Obwohl manch Spanier damit rechnete, kam es für viele überraschend, so auch für Sergio, der eine kleine Bar in Madrid betreibt. „Nun gut, er ist schließlich auch schon 76, und mit seiner Gesundheit steht es wahrlich nicht zum besten“, kommentiert er die Abdankung von König Juan Carlos, „aber ich habe nicht gedacht, daß er ausgerechnet jetzt das Handtuch wirft.“ Sergio zuckt mit den Schultern. Doch weit mehr als die Tatsache, daß der Monarch nun seinem Sohn Felipe Platz machen wird, beschäftige ihn sein Kampf, inmitten der Krise wirtschaftlich zu überleben.

In einer knapp zehnminütigen Fernsehansprache legte Juan Carlos seine Beweggründe für diesen Schritt dar. Er verzichte auf die Krone, damit eine Erneuerung möglich sei. „Eine neue Generation“, so der Monarch, „fordert zu Recht, an erster Stelle zu stehen“. Sein Sohn habe „die Reife, die Ausbildung und das nötige Verantwortungsbewußtsein“, um an die Spitze des Landes zu treten.

Der Spott über den Schürzenjäger ist längst verblichen. Nun kommt der Farblose.
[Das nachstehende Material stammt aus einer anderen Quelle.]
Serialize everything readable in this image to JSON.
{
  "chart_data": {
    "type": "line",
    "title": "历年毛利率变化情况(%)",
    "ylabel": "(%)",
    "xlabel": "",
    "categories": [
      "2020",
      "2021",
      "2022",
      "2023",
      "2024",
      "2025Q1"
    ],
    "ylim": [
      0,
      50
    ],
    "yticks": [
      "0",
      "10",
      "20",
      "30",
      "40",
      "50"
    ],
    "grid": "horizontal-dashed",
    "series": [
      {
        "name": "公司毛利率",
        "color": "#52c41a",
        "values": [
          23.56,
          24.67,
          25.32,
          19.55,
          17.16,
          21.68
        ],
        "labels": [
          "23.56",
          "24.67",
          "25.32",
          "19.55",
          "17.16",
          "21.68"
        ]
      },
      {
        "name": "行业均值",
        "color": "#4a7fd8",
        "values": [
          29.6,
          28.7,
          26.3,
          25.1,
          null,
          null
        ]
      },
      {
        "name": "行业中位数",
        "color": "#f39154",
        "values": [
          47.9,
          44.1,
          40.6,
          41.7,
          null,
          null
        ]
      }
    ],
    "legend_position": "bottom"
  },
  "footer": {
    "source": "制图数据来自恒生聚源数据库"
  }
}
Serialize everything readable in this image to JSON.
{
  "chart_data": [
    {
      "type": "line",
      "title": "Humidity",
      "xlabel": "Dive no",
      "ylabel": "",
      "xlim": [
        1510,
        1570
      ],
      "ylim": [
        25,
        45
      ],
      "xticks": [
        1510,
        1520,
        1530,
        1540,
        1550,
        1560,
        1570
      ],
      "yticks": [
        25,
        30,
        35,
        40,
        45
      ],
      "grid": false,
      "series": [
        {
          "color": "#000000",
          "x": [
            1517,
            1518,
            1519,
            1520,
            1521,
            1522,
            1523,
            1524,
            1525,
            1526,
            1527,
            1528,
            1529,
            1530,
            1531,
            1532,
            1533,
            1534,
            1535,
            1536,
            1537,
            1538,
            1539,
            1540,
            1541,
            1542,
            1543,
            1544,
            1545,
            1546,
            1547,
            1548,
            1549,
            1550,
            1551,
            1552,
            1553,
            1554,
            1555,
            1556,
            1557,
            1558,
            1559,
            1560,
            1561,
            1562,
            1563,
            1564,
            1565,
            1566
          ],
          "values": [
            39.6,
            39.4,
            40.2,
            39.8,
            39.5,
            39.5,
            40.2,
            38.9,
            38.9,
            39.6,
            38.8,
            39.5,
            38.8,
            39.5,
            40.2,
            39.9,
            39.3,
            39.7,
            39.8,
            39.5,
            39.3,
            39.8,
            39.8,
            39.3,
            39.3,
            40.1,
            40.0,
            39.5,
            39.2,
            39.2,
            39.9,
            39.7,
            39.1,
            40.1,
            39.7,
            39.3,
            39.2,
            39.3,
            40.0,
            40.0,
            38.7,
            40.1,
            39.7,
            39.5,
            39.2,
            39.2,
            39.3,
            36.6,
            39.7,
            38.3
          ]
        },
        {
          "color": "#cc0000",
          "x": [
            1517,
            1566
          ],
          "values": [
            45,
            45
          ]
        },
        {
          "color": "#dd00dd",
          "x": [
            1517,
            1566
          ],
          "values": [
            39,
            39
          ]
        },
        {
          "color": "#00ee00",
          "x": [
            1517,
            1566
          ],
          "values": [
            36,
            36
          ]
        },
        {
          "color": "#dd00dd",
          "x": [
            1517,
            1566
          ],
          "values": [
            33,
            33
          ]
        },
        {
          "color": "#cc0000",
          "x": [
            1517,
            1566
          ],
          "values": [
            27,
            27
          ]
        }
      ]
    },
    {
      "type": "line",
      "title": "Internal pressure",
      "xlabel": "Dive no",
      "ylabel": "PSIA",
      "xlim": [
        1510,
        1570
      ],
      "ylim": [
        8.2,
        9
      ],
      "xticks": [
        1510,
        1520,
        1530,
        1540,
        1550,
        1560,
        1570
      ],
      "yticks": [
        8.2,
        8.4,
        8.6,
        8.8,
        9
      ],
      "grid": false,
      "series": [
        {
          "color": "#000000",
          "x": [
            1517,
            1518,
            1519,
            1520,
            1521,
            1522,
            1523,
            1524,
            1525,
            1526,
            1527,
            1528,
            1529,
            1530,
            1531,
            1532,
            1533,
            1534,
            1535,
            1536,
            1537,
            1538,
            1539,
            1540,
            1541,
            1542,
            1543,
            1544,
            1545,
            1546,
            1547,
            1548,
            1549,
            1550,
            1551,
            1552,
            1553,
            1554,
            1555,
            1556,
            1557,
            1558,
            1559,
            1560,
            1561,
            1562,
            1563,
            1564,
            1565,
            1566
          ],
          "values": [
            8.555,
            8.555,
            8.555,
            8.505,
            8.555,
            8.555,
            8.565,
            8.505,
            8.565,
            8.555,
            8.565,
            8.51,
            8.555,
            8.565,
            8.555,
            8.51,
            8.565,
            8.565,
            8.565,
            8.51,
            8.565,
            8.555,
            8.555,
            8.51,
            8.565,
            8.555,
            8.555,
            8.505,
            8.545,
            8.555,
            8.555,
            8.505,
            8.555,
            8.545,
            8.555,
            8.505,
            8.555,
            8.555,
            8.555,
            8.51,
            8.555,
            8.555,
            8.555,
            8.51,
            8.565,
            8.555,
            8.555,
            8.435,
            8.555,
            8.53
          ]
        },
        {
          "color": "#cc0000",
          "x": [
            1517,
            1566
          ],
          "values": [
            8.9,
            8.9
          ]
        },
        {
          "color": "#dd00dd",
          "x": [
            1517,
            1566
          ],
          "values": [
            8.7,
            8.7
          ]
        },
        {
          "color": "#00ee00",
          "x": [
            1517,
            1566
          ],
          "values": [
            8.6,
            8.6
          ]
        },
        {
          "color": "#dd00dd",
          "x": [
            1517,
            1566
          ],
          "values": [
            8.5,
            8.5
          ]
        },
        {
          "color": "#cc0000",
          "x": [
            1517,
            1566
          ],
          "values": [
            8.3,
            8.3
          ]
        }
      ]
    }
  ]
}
Mit Juan Carlos geht ein Staatsoberhaupt, dessen Lebensweg von Licht und Schatten gezeichnet war. Zieht man nach den 39 Jahren seiner Regentschaft Bilanz, so ist auf der politischen Seite seiner Tätigkeit weit mehr Sonnenschein auszumachen als auf der privaten – er verstand es lange Zeit, das Land zu einen.

Als 1981 Putschisten versuchten, die Demokratie aus den Angeln zu heben, stellte er sich mutig gegen sie. Der Staatsstreich brach in sich zusammen. Auf unzähligen Auslandsreisen warb er, durchaus erfolgreich, für Aufträge zugunsten der spanischen Industrie.

Juan Carlos galt als ausgesprochener Schürzenjäger, dessen diverse Abenteuer seine Landsleute mit spöttischen Bemerkungen kommentierten, beispielsweise mit dieser: „Ich hoffe, daß unser König einmal friedlich und ohne Schmerzen im Bett sterben wird“, sagt A., worauf D. trocken antwortet: „Hoffentlich im eigenen.“ Tierliebhaber verübelten dem Ehrenpräsidenten der Natur- und Artenschutzorganisation WWF dessen Begeisterung für die Elefantenjagd. Der Korruptionsskandal um seinen Schwiegersohn Inaki Urdangarin stürzte die Monarchie in eine tiefe Vertrauenskrise.

In Erinnerung werden aber auch die Volkstümlichkeit und der Humor von Juan Carlos bleiben, die Felipe weitgehend fehlen. Der 46jährige gilt als etwas trocken und farblos, was wohl dem Erbteil seiner Mutter Sophia von Schleswig-Holstein-Sonderburg-Glücksburg geschuldet ist.